Hilary Collins said diffidently, ‘But surely, Inspector, we can do what the coroner wants and certify that the mummy is merely an ancient survival? After all, even if we don’t know the exact provenance we do know that it’s Egyptian.’
‘I’m afraid, madam,’ said Detective Inspector Sloan with genuine regret, ‘that the coroner requires rather more than your formal certification.’
‘Ancient isn’t the right word anyway,’ interrupted Marcus Fixby-Smith. ‘Even without seeing any radiocarbon datings I am prepared to state on paper, on the basis of its style and condition alone, that the mummy in question is definitely in the region of three thousand years old. Isn’t that good enough for the man?’
‘What the coroner is asking for,’ said Sloan, euphemistically paraphrasing as best he could as he went along, ‘is the written opinion of a registered medical practitioner.’
‘Then I only hope,’ said Fixby-Smith acidly, ‘that that practitioner has some idea of how much damage can be done to a mummy like this just by starting to open it up in the wrong way. I’ve been in touch with a palaeo-pathologist who’s an acknowledged authority on the subject. Miles, that is, Professor Upton, advises me that the whole procedure calls for very great care.’
‘I’ll tell the doctor that,’ promised Sloan. ‘You must understand,’ he hastened on, ‘that we’re not in any way doubting the professional expertise of either of you here.’ Sloan looked from one curator to the other and said, ‘But surely, at the moment, your opinion could be based only on a view of the outer coffin?’
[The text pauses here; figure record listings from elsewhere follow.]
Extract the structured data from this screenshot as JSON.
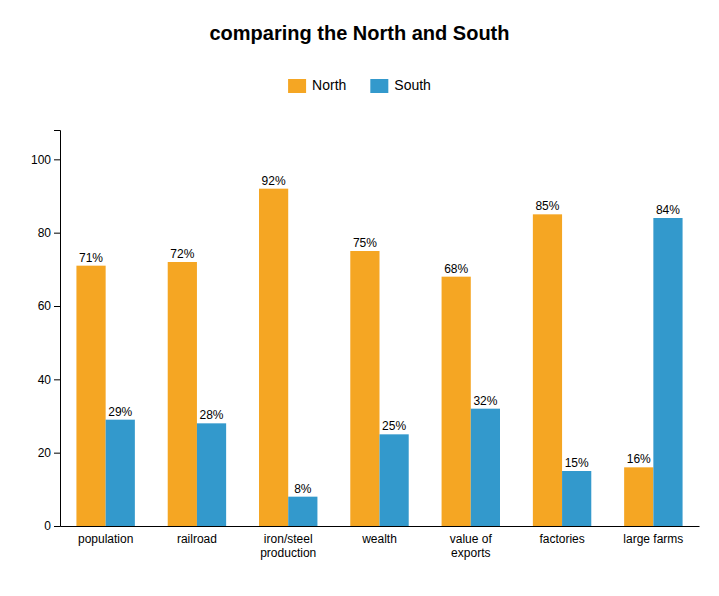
{
  "chart_data": {
    "type": "bar",
    "title": "comparing the North and South",
    "categories": [
      "population",
      "railroad",
      "iron/steel\nproduction",
      "wealth",
      "value of\nexports",
      "factories",
      "large farms"
    ],
    "series": [
      {
        "name": "North",
        "color": "#F5A623",
        "values": [
          71,
          72,
          92,
          75,
          68,
          85,
          16
        ],
        "value_labels": [
          "71%",
          "72%",
          "92%",
          "75%",
          "68%",
          "85%",
          "16%"
        ]
      },
      {
        "name": "South",
        "color": "#3399CC",
        "values": [
          29,
          28,
          8,
          25,
          32,
          15,
          84
        ],
        "value_labels": [
          "29%",
          "28%",
          "8%",
          "25%",
          "32%",
          "15%",
          "84%"
        ]
      }
    ],
    "ylim": [
      0,
      108
    ],
    "yticks": [
      0,
      20,
      40,
      60,
      80,
      100
    ],
    "data_labels": true,
    "grid": false,
    "legend": "top"
  }
}
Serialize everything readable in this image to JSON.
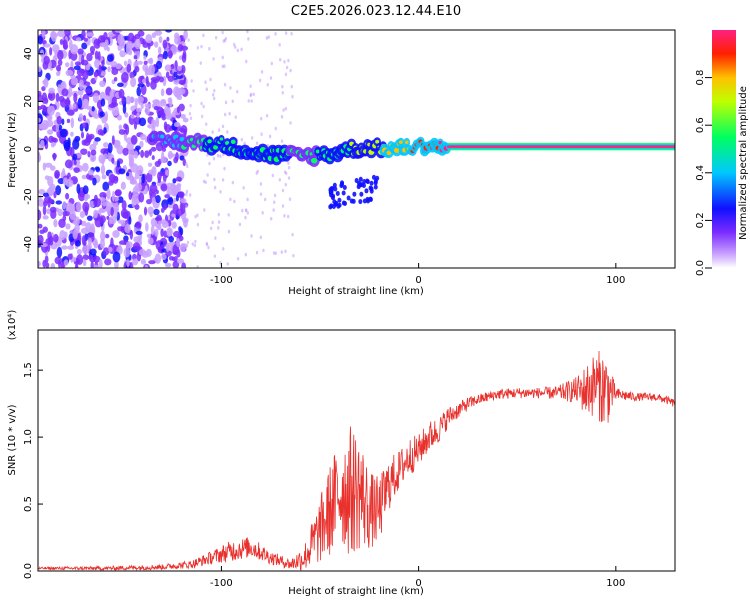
{
  "title": "C2E5.2026.023.12.44.E10",
  "chart_data": [
    {
      "type": "heatmap",
      "xlabel": "Height of straight line (km)",
      "ylabel": "Frequency (Hz)",
      "xlim": [
        -193,
        130
      ],
      "ylim": [
        -50,
        50
      ],
      "xticks": [
        -100,
        0,
        100
      ],
      "xtick_labels": [
        "-100",
        "0",
        "100"
      ],
      "yticks": [
        -40,
        -20,
        0,
        20,
        40
      ],
      "ytick_labels": [
        "-40",
        "-20",
        "0",
        "20",
        "40"
      ],
      "colorbar": {
        "label": "Normalized spectral amplitude",
        "range": [
          0,
          1
        ],
        "ticks": [
          0,
          0.2,
          0.4,
          0.6,
          0.8
        ],
        "tick_labels": [
          "0.0",
          "0.2",
          "0.4",
          "0.6",
          "0.8"
        ]
      },
      "ridge": {
        "x": [
          -135,
          -120,
          -100,
          -80,
          -60,
          -45,
          -35,
          -25,
          -15,
          -5,
          0,
          5,
          10,
          15,
          130
        ],
        "frequency": [
          3,
          3,
          2,
          -2,
          -3,
          -2,
          0,
          1,
          0,
          1,
          1,
          2,
          1,
          1,
          1
        ],
        "amplitude": [
          0.25,
          0.4,
          0.45,
          0.5,
          0.4,
          0.45,
          0.55,
          0.6,
          0.75,
          0.8,
          0.85,
          0.85,
          0.9,
          0.95,
          0.95
        ]
      }
    },
    {
      "type": "line",
      "xlabel": "Height of straight line (km)",
      "ylabel": "SNR (10 * v/v)",
      "multiplier": "(x10⁴)",
      "xlim": [
        -193,
        130
      ],
      "ylim": [
        0,
        1.8
      ],
      "xticks": [
        -100,
        0,
        100
      ],
      "xtick_labels": [
        "-100",
        "0",
        "100"
      ],
      "yticks": [
        0,
        0.5,
        1.0,
        1.5
      ],
      "ytick_labels": [
        "0.0",
        "0.5",
        "1.0",
        "1.5"
      ],
      "color": "#e8302c",
      "series": [
        {
          "name": "SNR",
          "x": [
            -193,
            -160,
            -130,
            -115,
            -105,
            -95,
            -85,
            -75,
            -65,
            -58,
            -50,
            -45,
            -40,
            -35,
            -30,
            -25,
            -20,
            -15,
            -10,
            -5,
            0,
            5,
            10,
            15,
            20,
            25,
            30,
            35,
            40,
            50,
            60,
            70,
            80,
            85,
            90,
            95,
            100,
            110,
            120,
            125,
            130
          ],
          "y": [
            0.02,
            0.02,
            0.03,
            0.05,
            0.1,
            0.15,
            0.18,
            0.1,
            0.05,
            0.1,
            0.3,
            0.45,
            0.6,
            0.6,
            0.6,
            0.45,
            0.45,
            0.65,
            0.75,
            0.85,
            0.9,
            1.0,
            1.05,
            1.15,
            1.2,
            1.25,
            1.28,
            1.3,
            1.32,
            1.33,
            1.33,
            1.33,
            1.35,
            1.35,
            1.4,
            1.35,
            1.32,
            1.3,
            1.3,
            1.28,
            1.25
          ],
          "noise": [
            0.01,
            0.015,
            0.02,
            0.03,
            0.05,
            0.08,
            0.08,
            0.05,
            0.04,
            0.1,
            0.25,
            0.35,
            0.4,
            0.5,
            0.45,
            0.3,
            0.25,
            0.2,
            0.15,
            0.15,
            0.12,
            0.12,
            0.1,
            0.08,
            0.06,
            0.05,
            0.04,
            0.04,
            0.04,
            0.04,
            0.04,
            0.05,
            0.1,
            0.2,
            0.25,
            0.3,
            0.05,
            0.03,
            0.03,
            0.03,
            0.03
          ]
        }
      ]
    }
  ]
}
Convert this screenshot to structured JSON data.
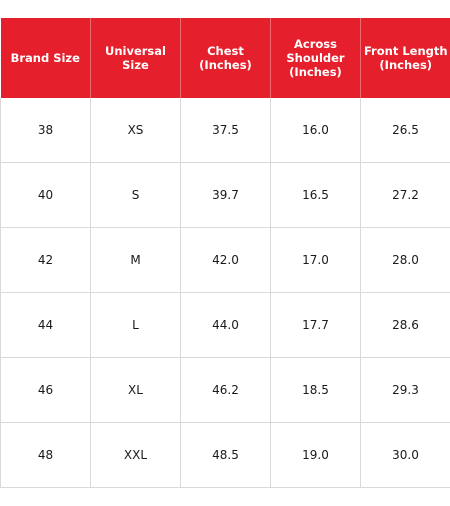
{
  "size_chart": {
    "headers": [
      "Brand Size",
      "Universal Size",
      "Chest\n(Inches)",
      "Across\nShoulder\n(Inches)",
      "Front Length\n(Inches)"
    ],
    "rows": [
      [
        "38",
        "XS",
        "37.5",
        "16.0",
        "26.5"
      ],
      [
        "40",
        "S",
        "39.7",
        "16.5",
        "27.2"
      ],
      [
        "42",
        "M",
        "42.0",
        "17.0",
        "28.0"
      ],
      [
        "44",
        "L",
        "44.0",
        "17.7",
        "28.6"
      ],
      [
        "46",
        "XL",
        "46.2",
        "18.5",
        "29.3"
      ],
      [
        "48",
        "XXL",
        "48.5",
        "19.0",
        "30.0"
      ]
    ]
  },
  "colors": {
    "header_bg": "#e5202c",
    "header_text": "#ffffff",
    "grid_line": "#d9d9d9"
  }
}
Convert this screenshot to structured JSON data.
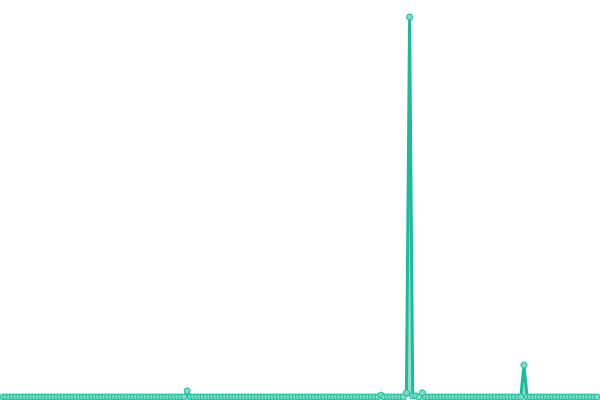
{
  "chart_data": {
    "type": "line",
    "title": "",
    "xlabel": "",
    "ylabel": "",
    "grid": false,
    "legend": "none",
    "ylim": [
      0,
      100
    ],
    "x": "index",
    "values": [
      0,
      0,
      0,
      0,
      0,
      0,
      0,
      0,
      0,
      0,
      0,
      0,
      0,
      0,
      0,
      0,
      0,
      0,
      0,
      0,
      0,
      0,
      0,
      0,
      0,
      0,
      0,
      0,
      0,
      0,
      0,
      0,
      0,
      0,
      0,
      0,
      0,
      0,
      0,
      0,
      0,
      0,
      0,
      0,
      0,
      0,
      0,
      0,
      0,
      0,
      0,
      0,
      0,
      0,
      0,
      0,
      0,
      0,
      1.6,
      0,
      0,
      0,
      0,
      0,
      0,
      0,
      0,
      0,
      0,
      0,
      0,
      0,
      0,
      0,
      0,
      0,
      0,
      0,
      0,
      0,
      0,
      0,
      0,
      0,
      0,
      0,
      0,
      0,
      0,
      0,
      0,
      0,
      0,
      0,
      0,
      0,
      0,
      0,
      0,
      0,
      0,
      0,
      0,
      0,
      0,
      0,
      0,
      0,
      0,
      0,
      0,
      0,
      0,
      0,
      0,
      0,
      0,
      0,
      0,
      0.5,
      0,
      0,
      0,
      0,
      0,
      0,
      0,
      1.1,
      100,
      0.3,
      0.3,
      0,
      1.1,
      0,
      0,
      0,
      0,
      0,
      0,
      0,
      0,
      0,
      0,
      0,
      0,
      0,
      0,
      0,
      0,
      0,
      0,
      0,
      0,
      0,
      0,
      0,
      0,
      0,
      0,
      0,
      0,
      0,
      0,
      0,
      8.4,
      0,
      0,
      0,
      0,
      0,
      0,
      0,
      0,
      0,
      0,
      0,
      0,
      0,
      0,
      0,
      0,
      0,
      0,
      0,
      0,
      0,
      0,
      0
    ],
    "colors": {
      "line": "#1abc9c",
      "area": "#48c9a9",
      "point_fill": "#7fdcc4",
      "point_stroke": "#1abc9c"
    }
  }
}
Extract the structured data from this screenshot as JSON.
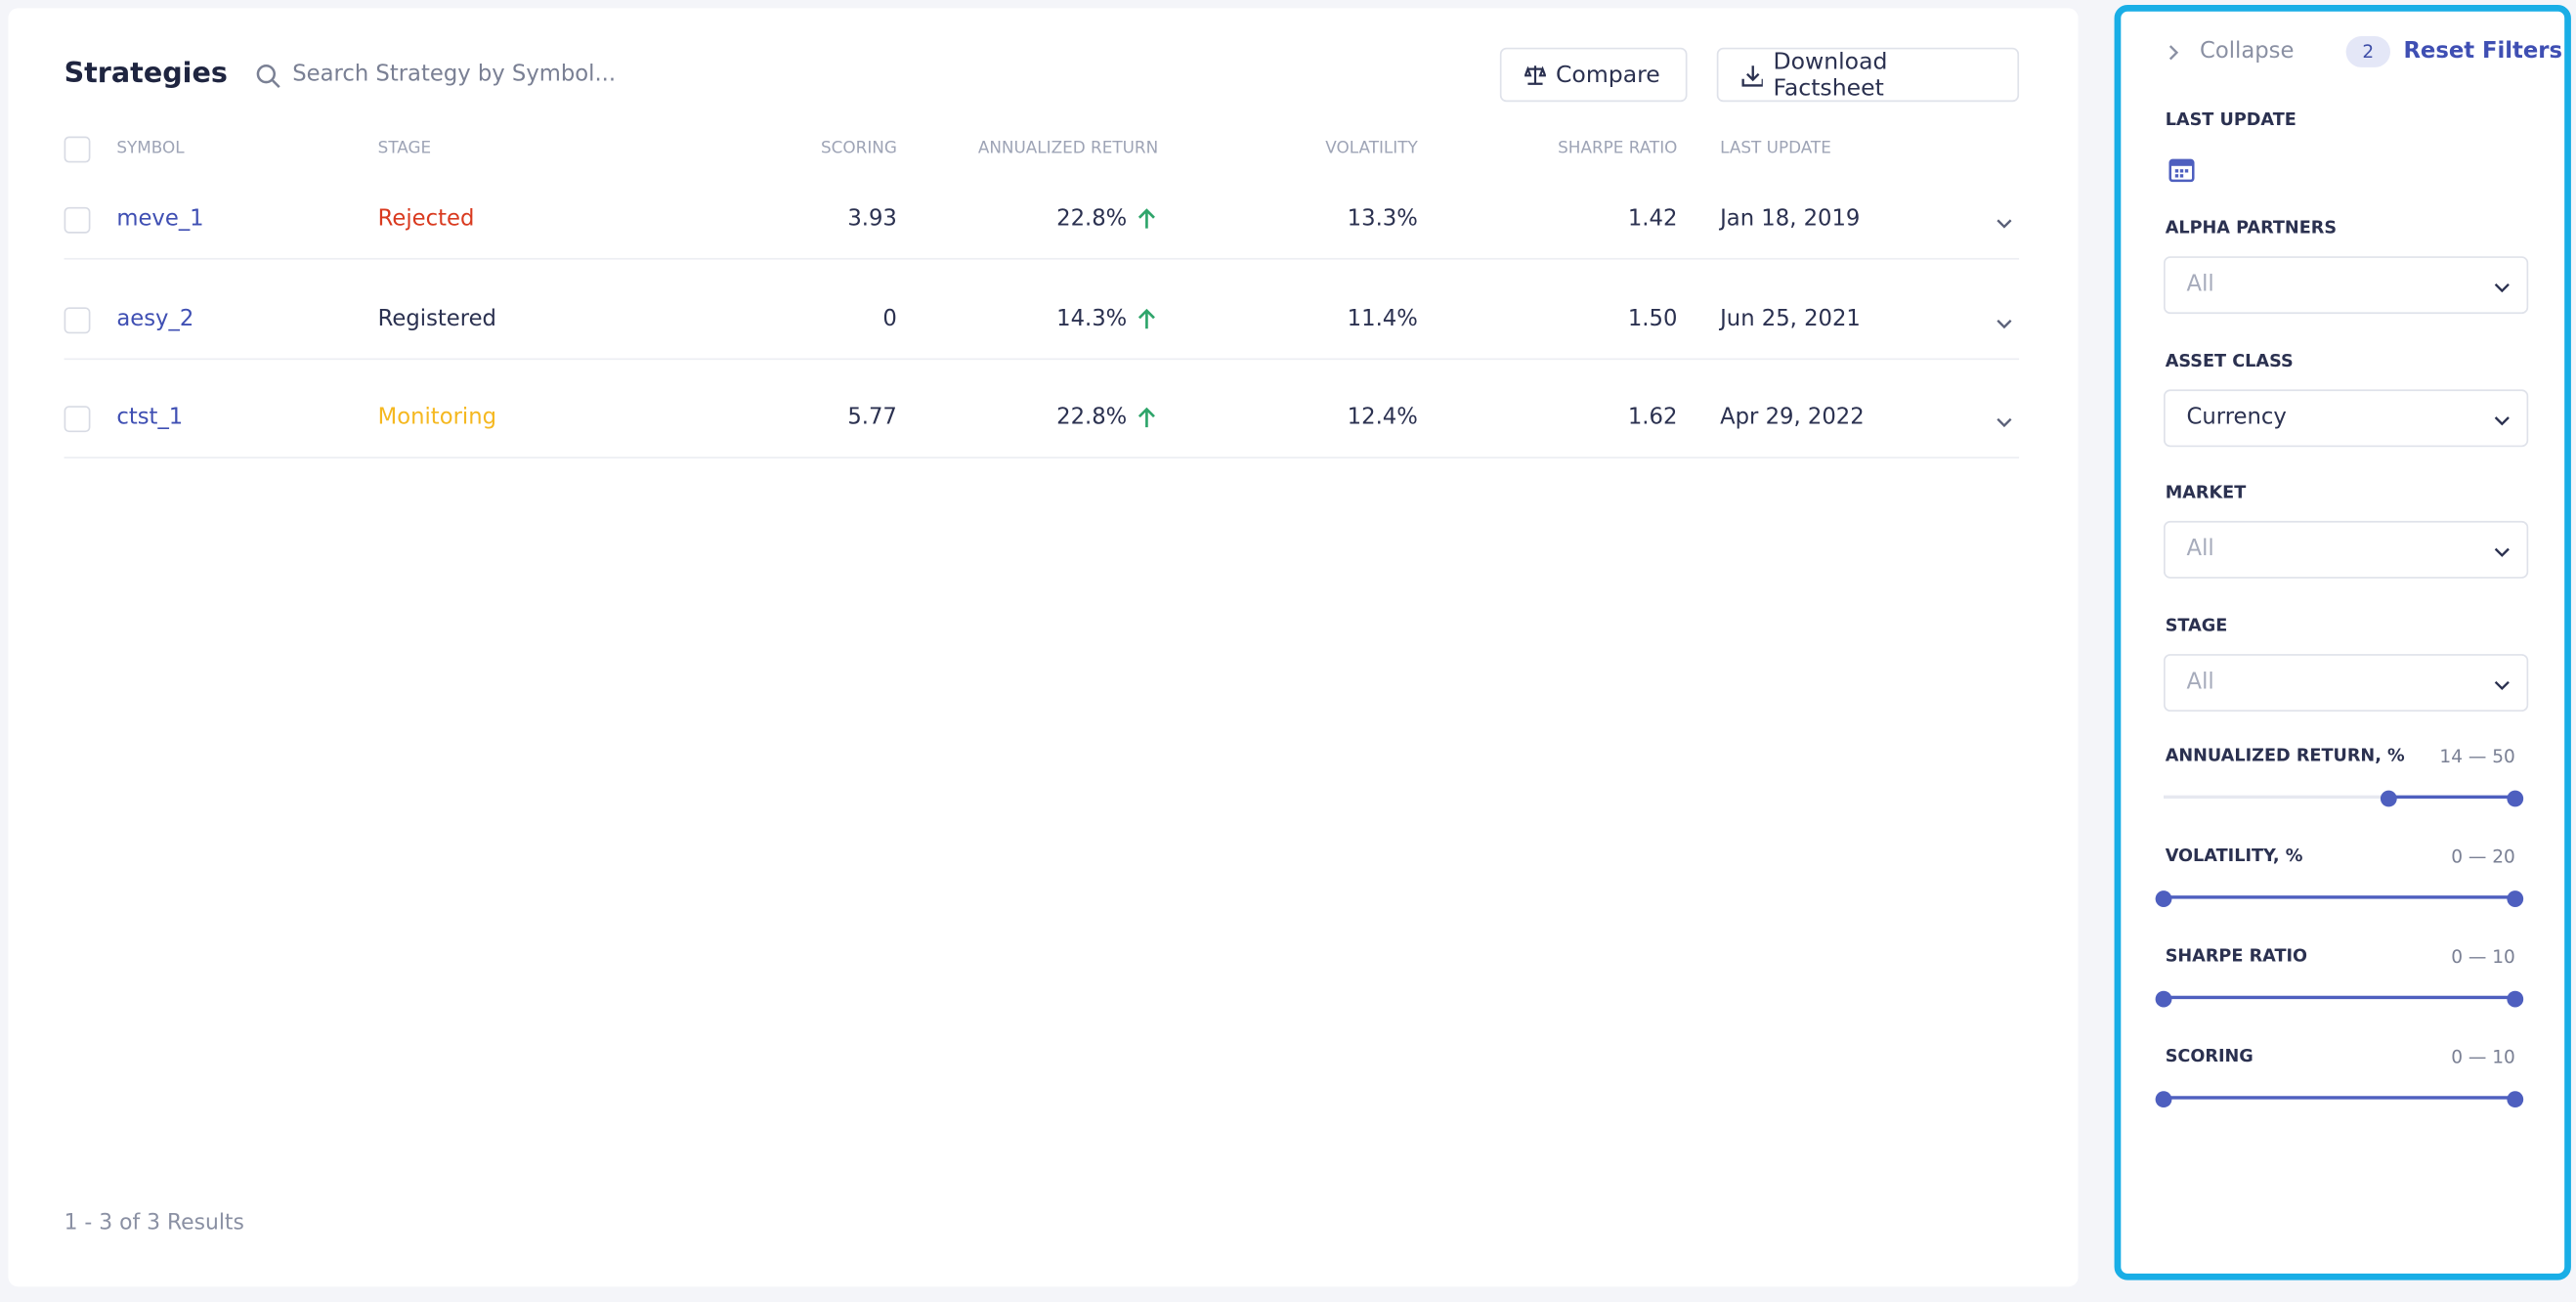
{
  "header": {
    "title": "Strategies",
    "search_placeholder": "Search Strategy by Symbol...",
    "compare_button": "Compare",
    "download_button": "Download Factsheet"
  },
  "table": {
    "columns": [
      "SYMBOL",
      "STAGE",
      "SCORING",
      "ANNUALIZED RETURN",
      "VOLATILITY",
      "SHARPE RATIO",
      "LAST UPDATE"
    ],
    "rows": [
      {
        "symbol": "meve_1",
        "stage": "Rejected",
        "stage_color": "#d93a1f",
        "scoring": "3.93",
        "annualized_return": "22.8%",
        "volatility": "13.3%",
        "sharpe_ratio": "1.42",
        "last_update": "Jan 18, 2019"
      },
      {
        "symbol": "aesy_2",
        "stage": "Registered",
        "stage_color": "#2b3150",
        "scoring": "0",
        "annualized_return": "14.3%",
        "volatility": "11.4%",
        "sharpe_ratio": "1.50",
        "last_update": "Jun 25, 2021"
      },
      {
        "symbol": "ctst_1",
        "stage": "Monitoring",
        "stage_color": "#f5b820",
        "scoring": "5.77",
        "annualized_return": "22.8%",
        "volatility": "12.4%",
        "sharpe_ratio": "1.62",
        "last_update": "Apr 29, 2022"
      }
    ],
    "footer": "1 - 3 of 3 Results"
  },
  "filters": {
    "collapse": "Collapse",
    "active_count": "2",
    "reset": "Reset Filters",
    "last_update_label": "LAST UPDATE",
    "selects": [
      {
        "label": "ALPHA PARTNERS",
        "value": "All",
        "placeholder": true
      },
      {
        "label": "ASSET CLASS",
        "value": "Currency",
        "placeholder": false
      },
      {
        "label": "MARKET",
        "value": "All",
        "placeholder": true
      },
      {
        "label": "STAGE",
        "value": "All",
        "placeholder": true
      }
    ],
    "sliders": [
      {
        "label": "ANNUALIZED RETURN, %",
        "range": "14 — 50"
      },
      {
        "label": "VOLATILITY, %",
        "range": "0 — 20"
      },
      {
        "label": "SHARPE RATIO",
        "range": "0 — 10"
      },
      {
        "label": "SCORING",
        "range": "0 — 10"
      }
    ]
  }
}
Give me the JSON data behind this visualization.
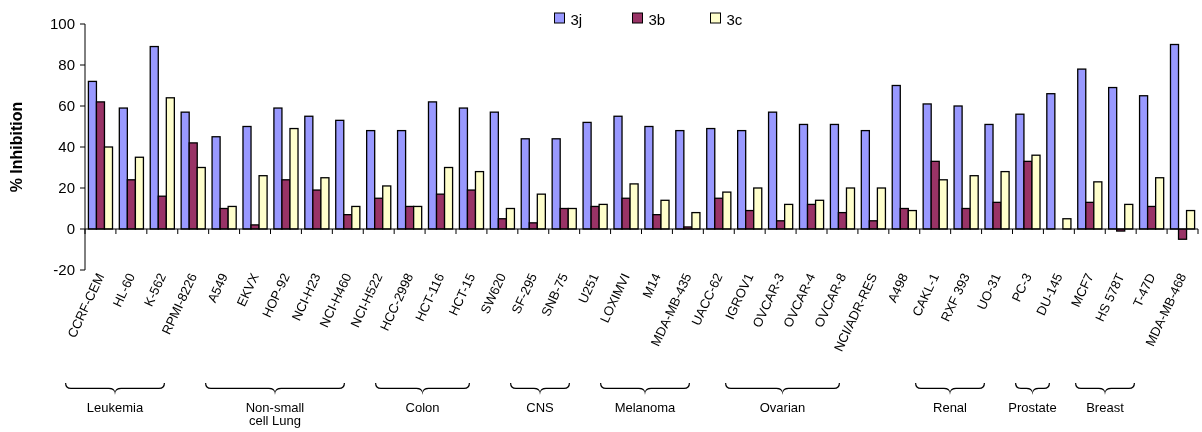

‘Yes, but no one’s going inside it, no one at all,’ Fixby-Smith started up again with vigour, ‘doctor or not, until it’s been properly X-rayed first. I hope that’s clearly understood. And that whoever does the X-rays is familiar with radioactive isotope techniques.’
 
; ‘I’ll be sure to pass your message on to Dr Dabbe, sir.’
‘Dr Dabbe?’ said Fixby-Smith.
‘He’s the Consultant Forensic Pathologist to the Berebury and District Hospital Trust,’ said Sloan.
‘Then, perhaps,’ suggested Miss Collins timidly, ‘he might be able to tell us the cause of death of the mummy at the same time.’
Chapter Four
Stained
‘I would be the first to agree, Sloan,’ said Dr Dabbe, with whom the two policemen were discussing the problem, ‘that the cause of death can often be determined in really old bodies.’
‘Even after three thousand years, doctor?’ asked Sloan. He and Detective Constable Crosby were sitting in the consultant pathologist’s office at the hospital in Berebury.
‘You can tell a lot about illness from some mummies,’ said the doctor. He nodded in the direction of the mortuary beyond his office. ‘More than you can from some modern bodies.’
‘I don’t see how that’s possible, doctor.’ Crosby was at his most mulish. As far as the police constable was concerned, being in the pathologist’s office was better than being in the actual mortuary – but only just. ‘Our doctor doesn’t even know what’s wrong with my granny’s stomach and she’s still around.’
‘Ah, that’s because mummies are dead before they’re examined,’ said the pathologist by way of professional solidarity. ‘Easier to get at the evidence so to speak. The abdomen in the living is terra incognita. In the dead it’s terra firma.’
The constable looked unconvinced.
‘But,’ continued Dabbe, ‘it’s only in theory, gentlemen, that you can tell a lot about mummies…’
‘In theory, doctor?’ Sloan hastened into speech before Crosby’s grandmother’s illness could come back into the exchange.
‘In theory,’ repeated the pathologist firmly. ‘And that’s only if we were to open up that mummy over at the museum and I was to examine the remains for you.’
‘I rather think that is exactly what the coroner has in mind, doctor,’ murmured Sloan; although he was actually still unsure about this. Finding out was very high on his agenda.